When he was a senator from Illinois, Obama was a vocal critic of the Patriot Act. As president, however, he urged lawmakers in September to move quickly to reauthorize the provisions. Many liberal Democrats and civil liberties advocates seethed over his request.
"We don't see the need for (the Patriot Act provisions) when there are other judicial tools available," said Michael Macleod-Ball, the acting director of the American Civil Liberties Union's legislative office in Washington.
A Senate measure sponsored in February by Senate Judiciary Committee Chairman Patrick Leahy, D-Vt., the late Sen. Edward Kennedy, D-Mass., and Republican-turned-Democratic Sen. Arlen Specter of Pennsylvania would require judges to look at the evidence the federal government claims is privileged instead of relying only on government affidavits; and would require judges to order the government to produce unclassified or redacted versions of sensitive evidence.

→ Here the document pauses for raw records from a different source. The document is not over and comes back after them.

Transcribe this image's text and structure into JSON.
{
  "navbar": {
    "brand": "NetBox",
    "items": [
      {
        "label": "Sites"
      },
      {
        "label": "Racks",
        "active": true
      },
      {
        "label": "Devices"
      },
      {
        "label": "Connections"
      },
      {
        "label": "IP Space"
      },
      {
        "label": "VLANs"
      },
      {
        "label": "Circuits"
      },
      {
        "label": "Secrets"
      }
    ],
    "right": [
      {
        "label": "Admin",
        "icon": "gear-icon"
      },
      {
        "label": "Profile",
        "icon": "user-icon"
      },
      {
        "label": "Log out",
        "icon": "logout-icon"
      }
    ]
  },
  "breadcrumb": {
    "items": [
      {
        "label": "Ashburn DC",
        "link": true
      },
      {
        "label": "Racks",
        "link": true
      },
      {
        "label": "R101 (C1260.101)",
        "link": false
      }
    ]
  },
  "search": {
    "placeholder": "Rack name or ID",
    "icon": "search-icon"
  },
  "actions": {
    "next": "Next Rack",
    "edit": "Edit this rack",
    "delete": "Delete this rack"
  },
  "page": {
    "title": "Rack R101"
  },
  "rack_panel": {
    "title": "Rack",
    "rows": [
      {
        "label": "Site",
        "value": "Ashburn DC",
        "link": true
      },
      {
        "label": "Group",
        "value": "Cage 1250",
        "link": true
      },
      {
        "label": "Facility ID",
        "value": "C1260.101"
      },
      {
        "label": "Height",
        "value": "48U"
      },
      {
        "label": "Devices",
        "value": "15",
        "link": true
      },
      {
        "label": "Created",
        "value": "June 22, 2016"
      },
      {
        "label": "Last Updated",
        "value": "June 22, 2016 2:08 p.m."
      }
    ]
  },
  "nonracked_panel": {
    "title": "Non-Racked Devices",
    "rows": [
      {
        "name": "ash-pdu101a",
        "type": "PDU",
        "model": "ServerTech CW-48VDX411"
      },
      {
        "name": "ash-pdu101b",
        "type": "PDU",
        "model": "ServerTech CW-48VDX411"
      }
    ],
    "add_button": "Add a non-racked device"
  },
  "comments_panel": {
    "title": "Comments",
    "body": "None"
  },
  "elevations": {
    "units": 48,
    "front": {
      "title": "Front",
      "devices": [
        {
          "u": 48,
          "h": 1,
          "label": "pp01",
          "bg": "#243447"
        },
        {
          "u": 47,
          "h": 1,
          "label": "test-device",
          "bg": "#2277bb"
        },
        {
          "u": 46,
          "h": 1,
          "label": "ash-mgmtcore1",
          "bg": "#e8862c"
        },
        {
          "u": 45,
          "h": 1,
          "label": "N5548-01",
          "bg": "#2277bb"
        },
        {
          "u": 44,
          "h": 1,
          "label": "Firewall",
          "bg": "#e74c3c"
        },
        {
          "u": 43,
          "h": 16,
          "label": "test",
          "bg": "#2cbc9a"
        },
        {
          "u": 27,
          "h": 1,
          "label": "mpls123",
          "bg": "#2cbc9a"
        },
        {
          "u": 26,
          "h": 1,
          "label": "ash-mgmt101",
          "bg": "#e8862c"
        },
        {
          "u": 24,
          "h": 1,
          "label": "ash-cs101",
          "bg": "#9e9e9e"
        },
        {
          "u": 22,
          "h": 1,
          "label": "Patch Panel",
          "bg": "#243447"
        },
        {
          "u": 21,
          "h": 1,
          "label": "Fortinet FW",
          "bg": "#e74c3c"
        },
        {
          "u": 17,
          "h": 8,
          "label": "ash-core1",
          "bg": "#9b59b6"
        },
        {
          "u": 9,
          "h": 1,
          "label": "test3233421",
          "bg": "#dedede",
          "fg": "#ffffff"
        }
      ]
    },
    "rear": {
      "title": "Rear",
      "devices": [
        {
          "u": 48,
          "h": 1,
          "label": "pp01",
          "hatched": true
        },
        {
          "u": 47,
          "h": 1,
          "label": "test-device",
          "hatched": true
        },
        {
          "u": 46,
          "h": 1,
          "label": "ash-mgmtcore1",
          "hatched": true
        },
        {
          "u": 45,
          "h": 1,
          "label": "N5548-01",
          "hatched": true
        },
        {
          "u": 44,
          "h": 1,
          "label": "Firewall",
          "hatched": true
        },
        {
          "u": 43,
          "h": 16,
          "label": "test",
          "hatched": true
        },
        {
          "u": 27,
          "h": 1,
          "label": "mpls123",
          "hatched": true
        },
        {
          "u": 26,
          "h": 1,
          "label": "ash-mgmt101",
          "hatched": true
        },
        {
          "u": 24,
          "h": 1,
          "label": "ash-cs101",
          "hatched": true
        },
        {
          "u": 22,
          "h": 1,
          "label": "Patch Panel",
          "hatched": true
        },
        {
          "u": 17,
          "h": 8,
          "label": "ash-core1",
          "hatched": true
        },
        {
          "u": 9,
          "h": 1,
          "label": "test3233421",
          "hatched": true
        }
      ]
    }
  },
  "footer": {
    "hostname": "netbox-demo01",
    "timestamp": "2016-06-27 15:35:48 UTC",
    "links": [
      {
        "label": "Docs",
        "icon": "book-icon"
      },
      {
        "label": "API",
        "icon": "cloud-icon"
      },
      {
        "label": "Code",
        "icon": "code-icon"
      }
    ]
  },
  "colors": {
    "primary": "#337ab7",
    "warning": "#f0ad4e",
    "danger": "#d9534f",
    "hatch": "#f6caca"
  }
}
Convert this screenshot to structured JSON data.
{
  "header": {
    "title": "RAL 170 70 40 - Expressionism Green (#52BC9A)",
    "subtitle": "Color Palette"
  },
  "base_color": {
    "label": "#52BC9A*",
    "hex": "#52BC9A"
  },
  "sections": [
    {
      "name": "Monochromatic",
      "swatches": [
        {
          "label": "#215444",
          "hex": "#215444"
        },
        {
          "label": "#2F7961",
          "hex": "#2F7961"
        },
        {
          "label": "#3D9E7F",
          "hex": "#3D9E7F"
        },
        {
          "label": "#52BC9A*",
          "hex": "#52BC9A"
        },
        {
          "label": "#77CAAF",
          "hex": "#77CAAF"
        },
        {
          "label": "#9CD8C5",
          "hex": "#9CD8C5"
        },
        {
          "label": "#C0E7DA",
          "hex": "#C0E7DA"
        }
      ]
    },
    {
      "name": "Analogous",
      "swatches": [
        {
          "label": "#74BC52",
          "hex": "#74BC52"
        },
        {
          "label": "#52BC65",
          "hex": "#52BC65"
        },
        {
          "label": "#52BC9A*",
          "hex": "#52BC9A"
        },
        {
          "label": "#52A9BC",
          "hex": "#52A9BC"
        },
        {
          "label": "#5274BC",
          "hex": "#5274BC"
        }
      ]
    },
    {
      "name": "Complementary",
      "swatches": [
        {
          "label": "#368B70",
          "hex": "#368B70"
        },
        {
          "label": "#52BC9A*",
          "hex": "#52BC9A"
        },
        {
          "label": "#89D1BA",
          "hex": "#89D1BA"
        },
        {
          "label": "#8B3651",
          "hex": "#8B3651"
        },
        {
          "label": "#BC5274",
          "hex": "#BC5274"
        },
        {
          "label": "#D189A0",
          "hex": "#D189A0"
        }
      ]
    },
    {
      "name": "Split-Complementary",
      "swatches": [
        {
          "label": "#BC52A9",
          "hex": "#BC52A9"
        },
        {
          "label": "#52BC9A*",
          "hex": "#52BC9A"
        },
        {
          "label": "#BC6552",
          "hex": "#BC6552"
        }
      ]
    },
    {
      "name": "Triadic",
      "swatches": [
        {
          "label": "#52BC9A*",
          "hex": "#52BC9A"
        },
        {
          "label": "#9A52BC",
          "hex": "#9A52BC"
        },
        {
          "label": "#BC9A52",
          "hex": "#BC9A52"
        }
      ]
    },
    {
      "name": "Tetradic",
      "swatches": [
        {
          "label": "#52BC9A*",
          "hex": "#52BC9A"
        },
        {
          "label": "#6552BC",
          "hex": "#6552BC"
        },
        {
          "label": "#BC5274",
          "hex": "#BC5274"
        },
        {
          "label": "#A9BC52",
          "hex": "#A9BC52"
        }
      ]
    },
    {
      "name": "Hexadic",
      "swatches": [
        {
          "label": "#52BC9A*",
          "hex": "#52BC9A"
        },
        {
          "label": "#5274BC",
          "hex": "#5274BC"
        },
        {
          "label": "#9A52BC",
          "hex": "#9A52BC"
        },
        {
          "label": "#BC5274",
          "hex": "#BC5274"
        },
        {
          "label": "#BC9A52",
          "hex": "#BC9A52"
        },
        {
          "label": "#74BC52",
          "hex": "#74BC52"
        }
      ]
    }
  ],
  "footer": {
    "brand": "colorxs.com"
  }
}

"The White House wants the Patriot Act, and I want the State Secrets (Protection) Act," said Nadler, the chair of the House Subcommittee on the Constitution, Civil Rights and Civil Liberties. "The (two) months give us a chance to negotiate with the administration."
The disappointment of Patriot Act opponents grew earlier this year when Obama's administration followed a Bush White House strategy in a legal case.
The administration argued that a lawsuit against a company suspected of involvement in CIA "extraordinary rendition" flights — in which detained terrorism suspects were shipped to other countries — should be thrown out to avoid revealing state secrets that would violate national security.
A federal appeals court rejected the administration's argument in April. In October, the 9th U.S. Circuit Court of Appeals said it would reconsider the decision to allow the lawsuit, filed by five detainees, to proceed.